'Corpse' found alive in funeral parlour

A 68-year-old man was mistakenly declared dead and refrigerated for five hours at a funeral parlour before a worker noticed he was alive, a Bordeaux hospital said today.

'Corpse' found alive in funeral parlour

A 68-year-old man was mistakenly declared dead and refrigerated for five hours at a funeral parlour before a worker noticed he was alive, a Bordeaux hospital said today.

The man has since died.

The unidentified man, in the final stages of cancer, was declared dead on Friday at a nursing home near the southwest city of Bordeaux. A doctor called to the home issued a death certificate.

The body was then sent to a funeral parlour in nearby Macau, where it was refrigerated for five hours. An employee at the funeral parlour was preparing the body for burial when he discovered signs of life.

“When I ... opened the cover, I saw that his stomach was moving,” said Laurent Besson on France-2 television.

“I don’t deny that I jumped.”

The man was transferred to the Bordeaux University Hospital and placed in intensive care, where he died on Sunday night, according to the hospital statement.

The head of the hospital’s legal medicine department, Sophie Gromb, said that such errors, while rare, are not totally improbable.

“A person can experience respiratory pauses, and if there’s no pulse at the time, the subject could be declared dead,” she said. “The law says you can’t bury someone within 24 hours of his death, precisely to avoid burying people alive.”

The identity of the doctor who signed the initial death certificate was not made public.

Police in the Gironde region said the man was terminally ill with throat cancer but that the cause of death was still undetermined.
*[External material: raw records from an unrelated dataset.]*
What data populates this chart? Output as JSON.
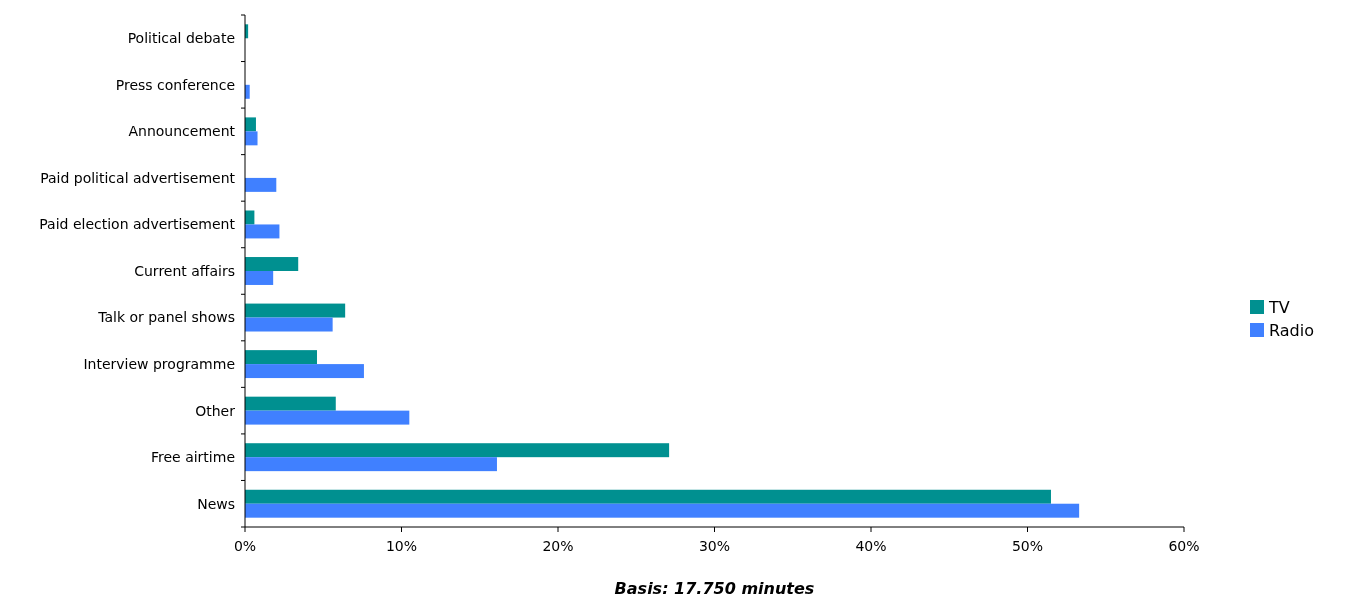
{
  "chart_data": {
    "type": "bar",
    "orientation": "horizontal",
    "categories": [
      "Political debate",
      "Press conference",
      "Announcement",
      "Paid political advertisement",
      "Paid election advertisement",
      "Current affairs",
      "Talk or panel shows",
      "Interview programme",
      "Other",
      "Free airtime",
      "News"
    ],
    "series": [
      {
        "name": "TV",
        "color": "#009090",
        "values": [
          0.2,
          0,
          0.7,
          0,
          0.6,
          3.4,
          6.4,
          4.6,
          5.8,
          27.1,
          51.5
        ]
      },
      {
        "name": "Radio",
        "color": "#4080ff",
        "values": [
          0,
          0.3,
          0.8,
          2.0,
          2.2,
          1.8,
          5.6,
          7.6,
          10.5,
          16.1,
          53.3
        ]
      }
    ],
    "xlim": [
      0,
      60
    ],
    "xticks": [
      {
        "value": 0,
        "label": "0%"
      },
      {
        "value": 10,
        "label": "10%"
      },
      {
        "value": 20,
        "label": "20%"
      },
      {
        "value": 30,
        "label": "30%"
      },
      {
        "value": 40,
        "label": "40%"
      },
      {
        "value": 50,
        "label": "50%"
      },
      {
        "value": 60,
        "label": "60%"
      }
    ],
    "grid": false,
    "legend": "right",
    "annotations": [
      "Basis: 17.750 minutes"
    ]
  }
}
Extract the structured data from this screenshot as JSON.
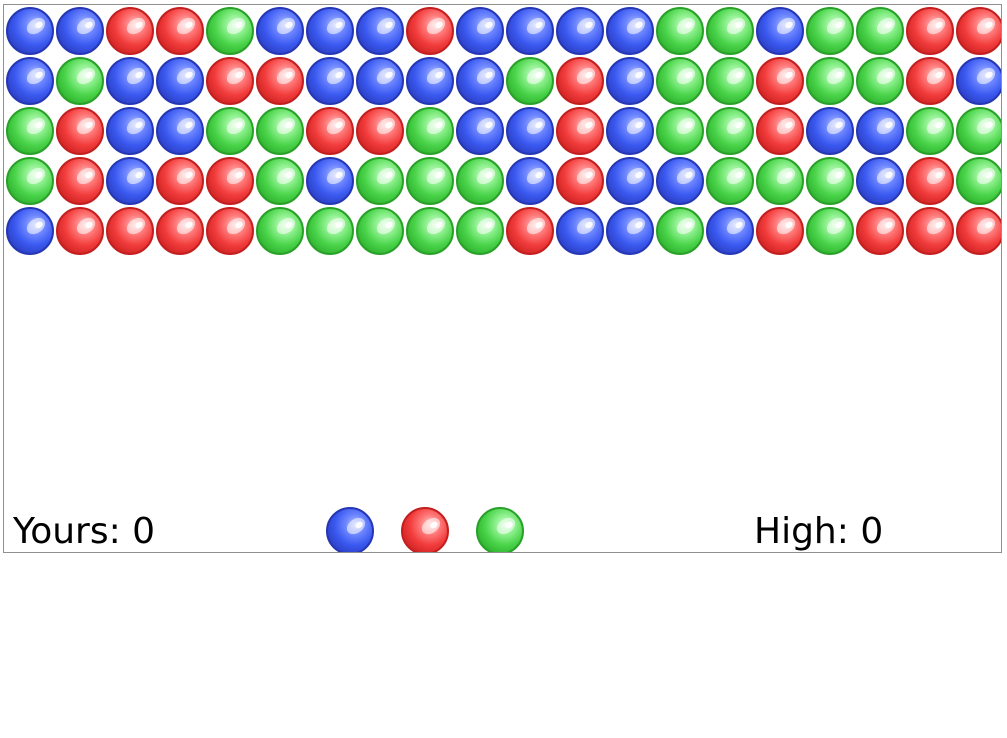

It was unclear what, if any, role the refrigeration may have had in hastening the man’s death. An autopsy was to be performed today to determine the cause of death, said deputy prosecutor Jean-David Cavaille.

“For now, there is nothing suspicious,” he said. “But we’ll decide whether there was a medical error or a punishable infraction based on what we find.”

Prosecutors also have launched a procedure regarding the civil status of the deceased, since two death certificates were issued in his name.

A spokeswoman for the Clos Lafitte nursing home said: “We not hiding anything. All the facts connected with this case have been relayed to the police.”